My Grandfather used to say that if you wanted to take the measure of a man, look at his dog.
A person’s personality gets expressed in their interactions with their dogs, which in turn shows up in the dog’s behavior. Someone with mean dogs is probably mean themselves even if they wear a great big smile. Someone with cowardly dogs is most likely a bully. Someone with uncontrollable dogs, is probably undisciplined themselves.
Like a lot of folk wisdom, it works better in small communities where people get to watch an individual deal with a lot of dogs over time. It’s harder to make the judgment with just one meeting but even so I’ve found the advice a good rough rule of thumb for evaluating people I’ve just met. My initial impressions from their dogs seem to prove true more often than not.
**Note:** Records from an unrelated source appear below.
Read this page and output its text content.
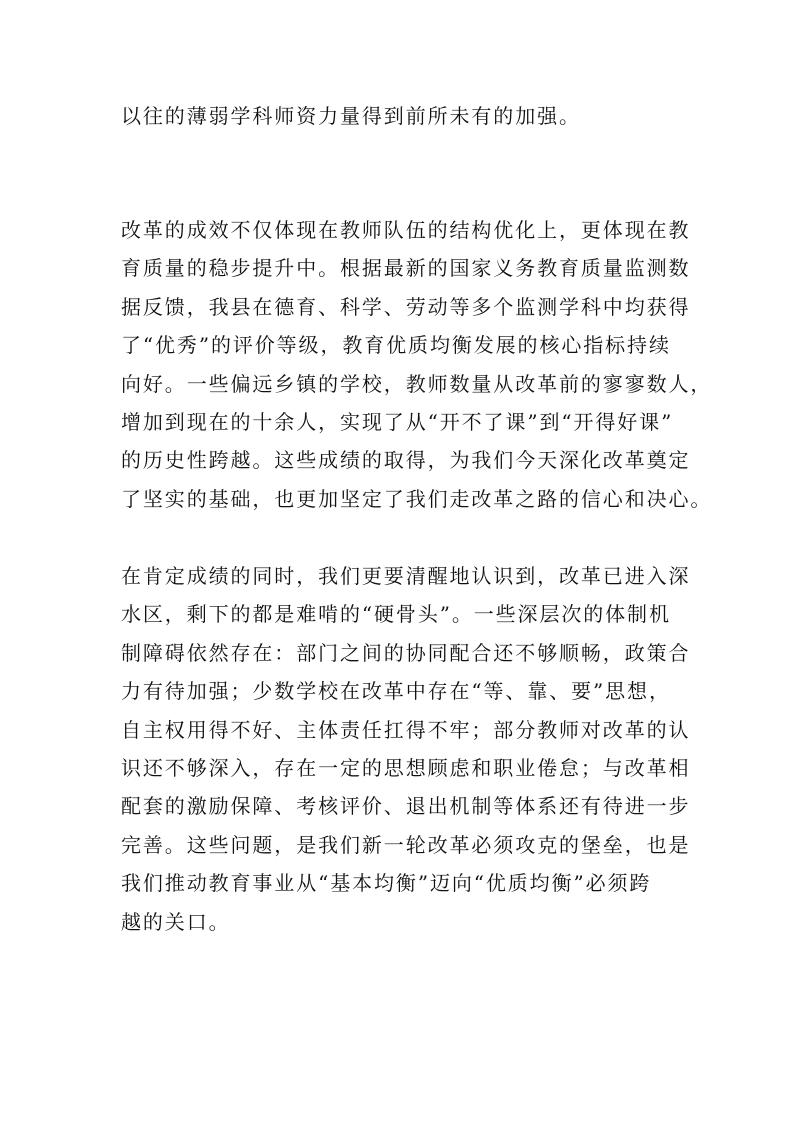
以往的薄弱学科师资力量得到前所未有的加强。

改革的成效不仅体现在教师队伍的结构优化上，更体现在教
育质量的稳步提升中。根据最新的国家义务教育质量监测数
据反馈，我县在德育、科学、劳动等多个监测学科中均获得
了“优秀”的评价等级，教育优质均衡发展的核心指标持续
向好。一些偏远乡镇的学校，教师数量从改革前的寥寥数人，
增加到现在的十余人，实现了从“开不了课”到“开得好课”
的历史性跨越。这些成绩的取得，为我们今天深化改革奠定
了坚实的基础，也更加坚定了我们走改革之路的信心和决心。

在肯定成绩的同时，我们更要清醒地认识到，改革已进入深
水区，剩下的都是难啃的“硬骨头”。一些深层次的体制机
制障碍依然存在：部门之间的协同配合还不够顺畅，政策合
力有待加强；少数学校在改革中存在“等、靠、要”思想，
自主权用得不好、主体责任扛得不牢；部分教师对改革的认
识还不够深入，存在一定的思想顾虑和职业倦怠；与改革相
配套的激励保障、考核评价、退出机制等体系还有待进一步
完善。这些问题，是我们新一轮改革必须攻克的堡垒，也是
我们推动教育事业从“基本均衡”迈向“优质均衡”必须跨
越的关口。
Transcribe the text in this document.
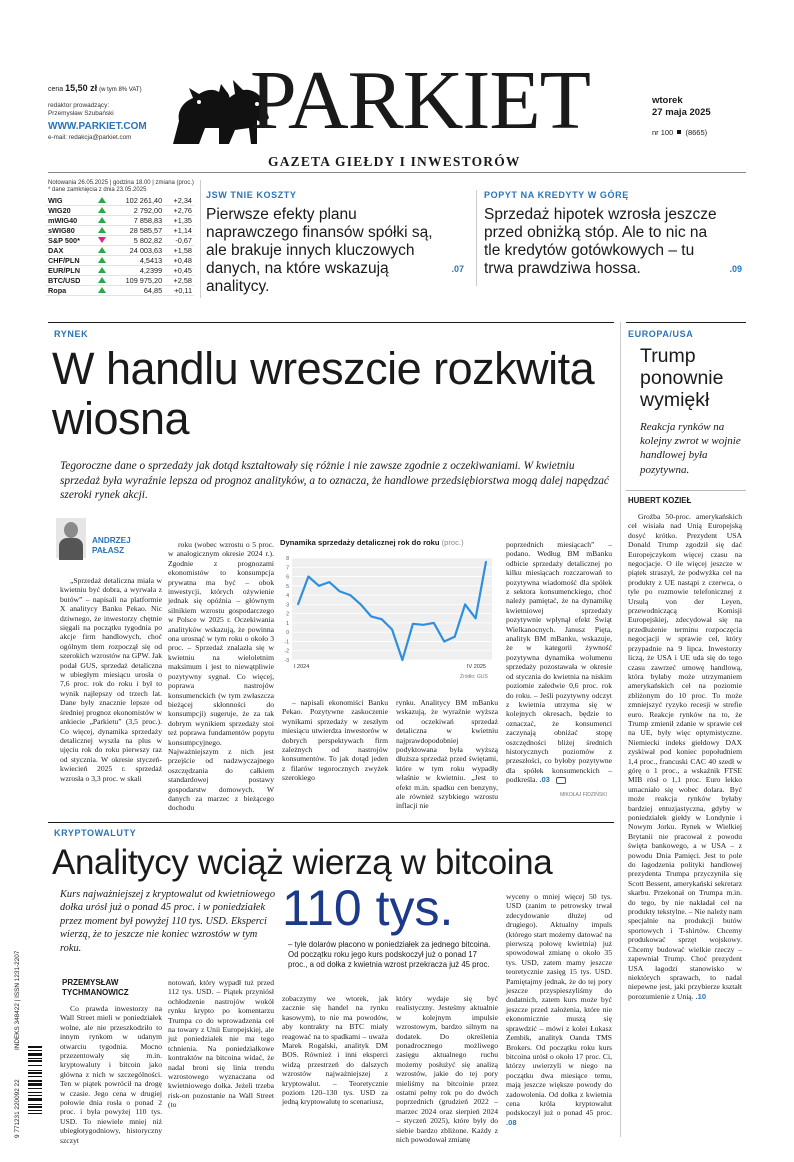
cena 15,50 zł (w tym 8% VAT)
redaktor prowadzący:
Przemysław Szubański
WWW.PARKIET.COM
e-mail: redakcja@parkiet.com PARKIET
GAZETA GIEŁDY I INWESTORÓW
wtorek
27 maja 2025
nr 100 (8665)
Notowania 26.05.2025 | godzina 18.00 | zmiana (proc.)
* dane zamknięcia z dnia 23.05.2025
WIG		102 261,40	+2,34
WIG20		2 792,00	+2,76
mWIG40		7 858,83	+1,35
sWIG80		28 585,57	+1,14
S&P 500*		5 802,82	-0,67
DAX		24 003,63	+1,58
CHF/PLN		4,5413	+0,48
EUR/PLN		4,2399	+0,45
BTC/USD		109 975,20	+2,58
Ropa		64,85	+0,11
JSW TNIE KOSZTY
Pierwsze efekty planu naprawczego finansów spółki są, ale brakuje innych kluczowych danych, na które wskazują analitycy.
.07
POPYT NA KREDYTY W GÓRĘ
Sprzedaż hipotek wzrosła jeszcze przed obniżką stóp. Ale to nic na tle kredytów gotówkowych – tu trwa prawdziwa hossa.	.09
RYNEK
W handlu wreszcie rozkwita wiosna
Tegoroczne dane o sprzedaży jak dotąd kształtowały się różnie i nie zawsze zgodnie z oczekiwaniami. W kwietniu sprzedaż była wyraźnie lepsza od prognoz analityków, a to oznacza, że handlowe przedsiębiorstwa mogą dalej napędzać szeroki rynek akcji.
ANDRZEJ PAŁASZ
„Sprzedaż detaliczna miała w kwietniu być dobra, a wyrwała z butów” – napisali na platformie X analitycy Banku Pekao. Nic dziwnego, że inwestorzy chętnie sięgali na początku tygodnia po akcje firm handlowych, choć ogólnym tłem rozpoczął się od szerokich wzrostów na GPW. Jak podał GUS, sprzedaż detaliczna w ubiegłym miesiącu urosła o 7,6 proc. rok do roku i był to wynik najlepszy od trzech lat. Dane były znacznie lepsze od średniej prognoz ekonomistów w ankiecie „Parkietu” (3,5 proc.). Co więcej, dynamika sprzedaży detalicznej wyszła na plus w ujęciu rok do roku pierwszy raz od stycznia. W okresie styczeń-kwiecień 2025 r. sprzedaż wzrosła o 3,3 proc. w skali
roku (wobec wzrostu o 5 proc. w analogicznym okresie 2024 r.). Zgodnie z prognozami ekonomistów to konsumpcja prywatna ma być – obok inwestycji, których ożywienie jednak się opóźnia – głównym silnikiem wzrostu gospodarczego w Polsce w 2025 r. Oczekiwania analityków wskazują, że powinna ona urosnąć w tym roku o około 3 proc. – Sprzedaż znalazła się w kwietniu na wieloletnim maksimum i jest to niewątpliwie pozytywny sygnał. Co więcej, poprawa nastrojów konsumenckich (w tym zwłaszcza bieżącej skłonności do konsumpcji) sugeruje, że za tak dobrym wynikiem sprzedaży stoi też poprawa fundamentów popytu konsumpcyjnego. Najważniejszym z nich jest przejście od nadzwyczajnego oszczędzania do całkiem standardowej postawy gospodarstw domowych. W danych za marzec z bieżącego dochodu
Dynamika sprzedaży detalicznej rok do roku (proc.)
8
7
6
5
4
3
2
1
0
-1
-2
-3
I 2024	IV 2025
Źródło: GUS
– napisali ekonomiści Banku Pekao. Pozytywne zaskoczenie wynikami sprzedaży w zeszłym miesiącu utwierdza inwestorów w dobrych perspektywach firm zależnych od nastrojów konsumentów. To jak dotąd jeden z filarów tegorocznych zwyżek szerokiego
rynku. Analitycy BM mBanku wskazują, że wyraźnie wyższa od oczekiwań sprzedaż detaliczna w kwietniu najprawdopodobniej podyktowana była wyższą dłuższa sprzedaż przed świętami, które w tym roku wypadły właśnie w kwietniu. „Jest to efekt m.in. spadku cen benzyny, ale również szybkiego wzrostu inflacji nie
poprzednich miesiącach” – podano. Według BM mBanku odbicie sprzedaży detalicznej po kilku miesiącach rozczarowań to pozytywna wiadomość dla spółek z sektora konsumenckiego, choć należy pamiętać, że na dynamikę kwietniowej sprzedaży pozytywnie wpłynął efekt Świąt Wielkanocnych. Janusz Pięta, analityk BM mBanku, wskazuje, że w kategorii żywność pozytywna dynamika wolumenu sprzedaży pozostawała w okresie od stycznia do kwietnia na niskim poziomie zaledwie 0,6 proc. rok do roku. – Jeśli pozytywny odczyt z kwietnia utrzyma się w kolejnych okresach, będzie to oznaczać, że konsumenci zaczynają obniżać stopę oszczędności bliżej średnich historycznych poziomów z przeszłości, co byłoby pozytywne dla spółek konsumenckich – podkreśla. .03
MIKOŁAJ FIDZIŃSKI
EUROPA/USA
Trump ponownie wymiękł
Reakcja rynków na kolejny zwrot w wojnie handlowej była pozytywna.
HUBERT KOZIEŁ
Groźba 50-proc. amerykańskich ceł wisiała nad Unią Europejską dosyć krótko. Prezydent USA Donald Trump zgodził się dać Europejczykom więcej czasu na negocjacje. O ile więcej jeszcze w piątek straszył, że podwyżka ceł na produkty z UE nastąpi z czerwca, o tyle po rozmowie telefonicznej z Ursulą von der Leyen, przewodniczącą Komisji Europejskiej, zdecydował się na przedłużenie terminu rozpoczęcia negocjacji w sprawie ceł, który przypadnie na 9 lipca. Inwestorzy liczą, że USA i UE uda się do tego czasu zawrzeć umowę handlową, która byłaby może utrzymaniem amerykańskich ceł na poziomie zbliżonym do 10 proc. To może zmniejszyć ryzyko recesji w strefie euro. Reakcje rynków na to, że Trump zmienił zdanie w sprawie ceł na UE, były więc optymistyczne. Niemiecki indeks giełdowy DAX zyskiwał pod koniec popołudniem 1,4 proc., francuski CAC 40 szedł w górę o 1 proc., a wskaźnik FTSE MIB rósł o 1,1 proc. Euro lekko umacniało się wobec dolara. Być może reakcja rynków byłaby bardziej entuzjastyczna, gdyby w poniedziałek giełdy w Londynie i Nowym Jorku. Rynek w Wielkiej Brytanii nie pracował z powodu święta bankowego, a w USA – z powodu Dnia Pamięci. Jest to pole do łagodzenia polityki handlowej prezydenta Trumpa przyczyniła się Scott Bessent, amerykański sekretarz skarbu. Przekonał on Trumpa m.in. do tego, by nie nakładał ceł na produkty tekstylne. – Nie należy nam specjalnie na produkcji butów sportowych i T-shirtów. Chcemy produkować sprzęt wojskowy. Chcemy budować wielkie rzeczy – zapewniał Trump. Choć prezydent USA łagodzi stanowisko w niektórych sprawach, to nadal niepewne jest, jaki przybierze kształt porozumienie z Unią. .10
KRYPTOWALUTY
Analitycy wciąż wierzą w bitcoina
Kurs najważniejszej z kryptowalut od kwietniowego dołka urósł już o ponad 45 proc. i w poniedziałek przez moment był powyżej 110 tys. USD. Eksperci wierzą, że to jeszcze nie koniec wzrostów w tym roku.
110 tys.
– tyle dolarów płacono w poniedziałek za jednego bitcoina. Od początku roku jego kurs podskoczył już o ponad 17 proc., a od dołka z kwietnia wzrost przekracza już 45 proc.
PRZEMYSŁAW TYCHMANOWICZ
Co prawda inwestorzy na Wall Street mieli w poniedziałek wolne, ale nie przeszkodziło to innym rynkom w udanym otwarciu tygodnia. Mocno przezentowały się m.in. kryptowaluty i bitcoin jako główna z nich w szczególności. Ten w piątek powrócił na drogę w czasie. Jego cena w drugiej połowie dnia rosła o ponad 2 proc. i była powyżej 110 tys. USD. To niewiele mniej niż ubiegłotygodniowy, historyczny szczyt
notowań, który wypadł tuż przed 112 tys. USD. – Piątek przyniósł ochłodzenie nastrojów wokół rynku krypto po komentarzu Trumpa co do wprowadzenia ceł na towary z Unii Europejskiej, ale już poniedziałek nie ma tego tchnienia. Na poniedziałkowe kontraktów na bitcoina widać, że nadal broni się linia trendu wzrostowego wyznaczana od kwietniowego dołka. Jeżeli trzeba risk-on pozostanie na Wall Street (to
zobaczymy we wtorek, jak zacznie się handel na rynku kasowym), to nie ma powodów, aby kontrakty na BTC miały reagować na to spadkami – uważa Marek Rogalski, analityk DM BOS. Również i inni eksperci widzą przestrzeń do dalszych wzrostów najważniejszej z kryptowalut. – Teoretycznie poziom 120–130 tys. USD za jedną kryptowalutę to scenariusz,
który wydaje się być realistyczny. Jesteśmy aktualnie w kolejnym impulsie wzrostowym, bardzo silnym na dodatek. Do określenia ponadrocznego możliwego zasięgu aktualnego ruchu możemy posłużyć się analizą wzrostów, jakie do tej pory mieliśmy na bitcoinie przez ostatni pełny rok po do dwóch poprzednich (grudzień 2022 – marzec 2024 oraz sierpień 2024 – styczeń 2025), które były do siebie bardzo zbliżone. Każdy z nich powodował zmianę
wyceny o mniej więcej 50 tys. USD (zanim te petrowsky trwał zdecydowanie dłużej od drugiego). Aktualny impuls (którego start możemy datować na pierwszą połowę kwietnia) już spowodował zmianę o około 35 tys. USD, zatem mamy jeszcze teoretycznie zasięg 15 tys. USD. Pamiętajmy jednak, że do tej pory jeszcze przyspieszyliśmy do dodatnich, zatem kurs może być jeszcze przed założenia, które nie ekonomicznie muszą się sprawdzić – mówi z kolei Łukasz Zembik, analityk Oanda TMS Brokers. Od początku roku kurs bitcoina urósł o około 17 proc. Ci, którzy uwierzyli w niego na początku dwa miesiące temu, mają jeszcze większe powody do zadowolenia. Od dołka z kwietnia cena króla kryptowalut podskoczył już o ponad 45 proc. .08
INDEKS 348422 | ISSN 1231-2207
9 771231 220092 22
I even query people about their dog’s history so I can judge just how much influence they had on it. If they got it from the pound as an adult, then the animal’s behavior probably doesn’t reflect their own. If they raised the dog as a puppy, then it probably does.
Unfortunately, this goofy little study doesn’t demonstrate what the article’s title claims. The study doesn’t actually seek to correlate training with behavior but merely correlates owners’ responses to their behavior. The study doesn’t take into account the very real possibility that dogs with genetic aggression or aggression induced by the previous owner evoke an aggressive form of training in response.